Sudah 18 tahun Wied, demikian pendiri Maniratari Dance Company ini biasanya disapa, tak menari. Ia lebih asyik melukis di ruang tamu pada bangunan yang berdiri tepat di depan studio. Beberapa lukisannya tersimpan di sebuah gudang yang agak lembab. ”Iya saya punyanya ruangan ini,” kata Wied. Kami mengobrol suatu siang di kursi berbahan ban bekas di teras rumahnya di kawasan Tegalharjo, Ringin Semar, Kota Solo.

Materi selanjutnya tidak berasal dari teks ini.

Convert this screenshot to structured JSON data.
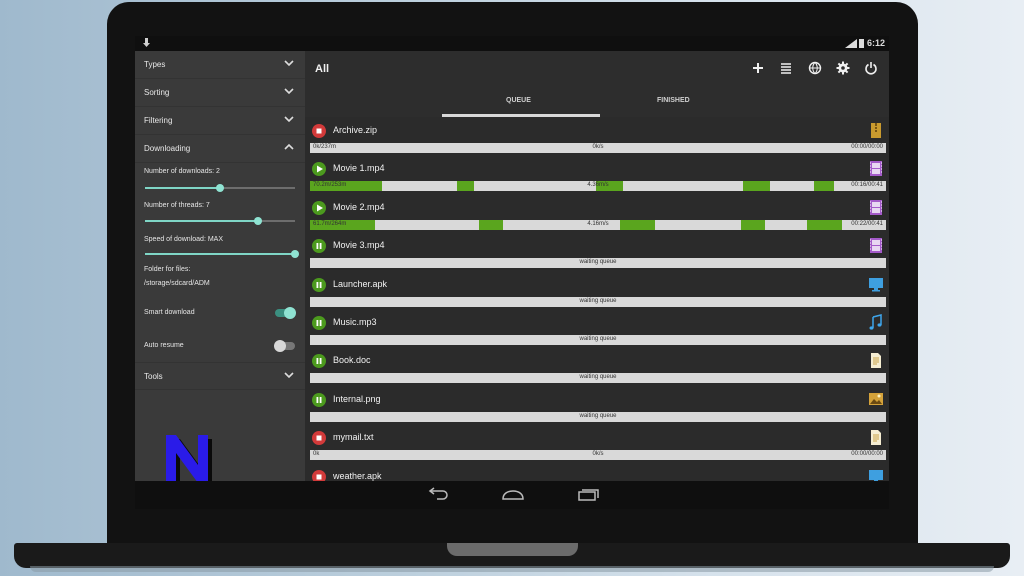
{
  "statusbar": {
    "time": "6:12"
  },
  "sidebar": {
    "sections": [
      {
        "label": "Types"
      },
      {
        "label": "Sorting"
      },
      {
        "label": "Filtering"
      },
      {
        "label": "Downloading"
      }
    ],
    "downloads_label": "Number of downloads: 2",
    "downloads_level": 0.5,
    "threads_label": "Number of threads: 7",
    "threads_level": 0.75,
    "speed_label": "Speed of download: MAX",
    "speed_level": 1.0,
    "folder_label": "Folder for files:",
    "folder_path": "/storage/sdcard/ADM",
    "smart_label": "Smart download",
    "smart_on": true,
    "auto_label": "Auto resume",
    "auto_on": false,
    "tools_label": "Tools"
  },
  "header": {
    "title": "All"
  },
  "tabs": {
    "queue": "QUEUE",
    "finished": "FINISHED"
  },
  "accent": "#5aa51e",
  "downloads": [
    {
      "name": "Archive.zip",
      "state": "stop",
      "icon": "zip-icon",
      "left": "0k/237m",
      "center": "0k/s",
      "right": "00:00/00:00"
    },
    {
      "name": "Movie 1.mp4",
      "state": "play",
      "icon": "video-icon",
      "left": "70.2m/253m",
      "center": "4.36m/s",
      "right": "00:16/00:41"
    },
    {
      "name": "Movie 2.mp4",
      "state": "play",
      "icon": "video-icon",
      "left": "61.7m/264m",
      "center": "4.16m/s",
      "right": "00:22/00:41"
    },
    {
      "name": "Movie 3.mp4",
      "state": "pause",
      "icon": "video-icon",
      "center": "waiting queue"
    },
    {
      "name": "Launcher.apk",
      "state": "pause",
      "icon": "app-icon",
      "center": "waiting queue"
    },
    {
      "name": "Music.mp3",
      "state": "pause",
      "icon": "music-icon",
      "center": "waiting queue"
    },
    {
      "name": "Book.doc",
      "state": "pause",
      "icon": "document-icon",
      "center": "waiting queue"
    },
    {
      "name": "Internal.png",
      "state": "pause",
      "icon": "image-icon",
      "center": "waiting queue"
    },
    {
      "name": "mymail.txt",
      "state": "stop",
      "icon": "document-icon",
      "left": "0k",
      "center": "0k/s",
      "right": "00:00/00:00"
    },
    {
      "name": "weather.apk",
      "state": "stop",
      "icon": "app-icon"
    }
  ]
}
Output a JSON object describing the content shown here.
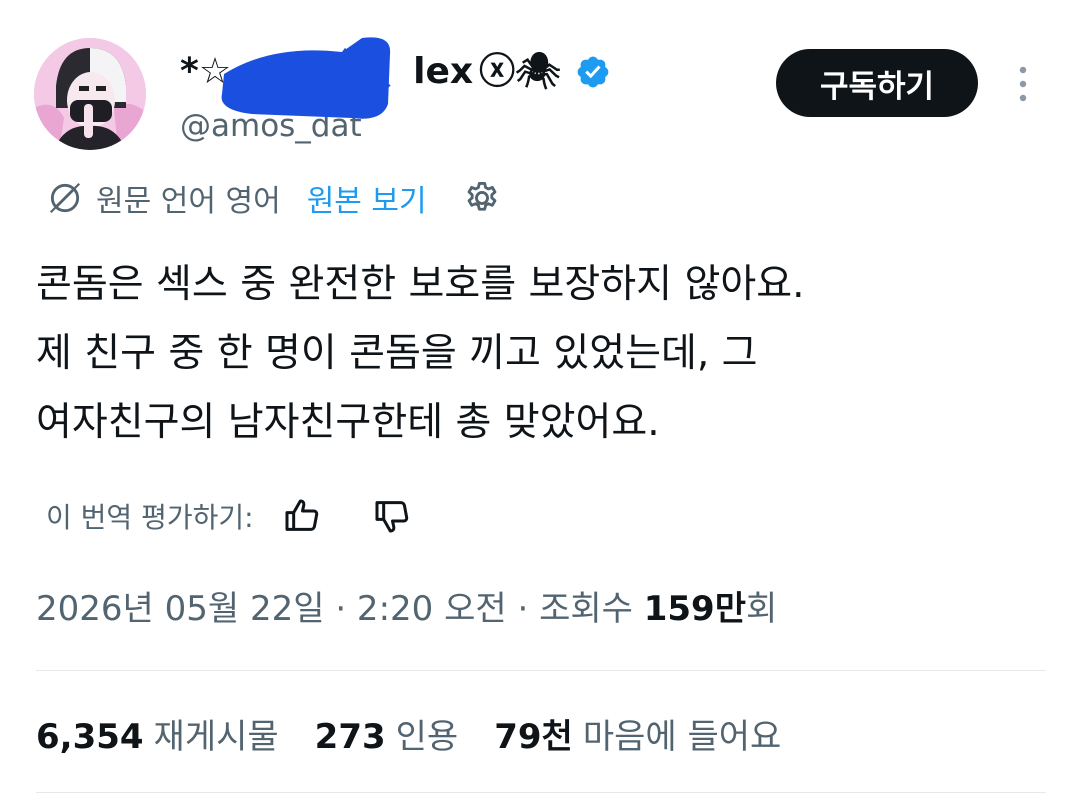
{
  "author": {
    "display_name_prefix": "*☆",
    "display_name_suffix": "lex",
    "emoji_symbols": "ⓧ🕷",
    "handle": "@amos_dat",
    "verified": true
  },
  "subscribe_label": "구독하기",
  "translation": {
    "source_language_label": "원문 언어 영어",
    "show_original_label": "원본 보기"
  },
  "tweet_lines": [
    "콘돔은 섹스 중 완전한 보호를 보장하지 않아요.",
    "제 친구 중 한 명이 콘돔을 끼고 있었는데, 그",
    "여자친구의 남자친구한테 총 맞았어요."
  ],
  "rating_label": "이 번역 평가하기:",
  "meta": {
    "datetime": "2026년 05월 22일 · 2:20 오전 · 조회수 ",
    "views_number": "159만",
    "views_suffix": "회"
  },
  "stats": {
    "reposts_count": "6,354",
    "reposts_label": "재게시물",
    "quotes_count": "273",
    "quotes_label": "인용",
    "likes_count": "79천",
    "likes_label": "마음에 들어요"
  },
  "colors": {
    "link": "#1d9bf0",
    "secondary_text": "#536471",
    "primary_text": "#0f1419",
    "redaction": "#1a4fe0"
  },
  "icons": [
    "translate-icon",
    "gear-icon",
    "thumbs-up-icon",
    "thumbs-down-icon",
    "more-icon",
    "verified-badge-icon"
  ]
}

Pada akhir April 2019, untuk pertama kali Wied turun gelanggang lagi. Saat merayakan Hari Tari Dunia, 29 April 2019, di ISI Surakarta, sebagai maestro, Wied menari bersama dua muridnya, Siko Setyawan dan Imey. ”Saya sudah 18 tahun tidak bergerak, jadi lebih banyak diam saja. Biar Siko dan Imey yang berimprovisasi,” katanya seusai menari.
Di dekat kami mengobrol terpasang poster tari bertajuk ”Pesta Belum Usai”. Ada gambar Siko bersama Adisna Kumaralalita, cucu Wied. Kedua penari ini pada tahun 2009 baru berusia belasan tahun. ”Kalau enggak salah, mereka masih SMA,” kata Wied.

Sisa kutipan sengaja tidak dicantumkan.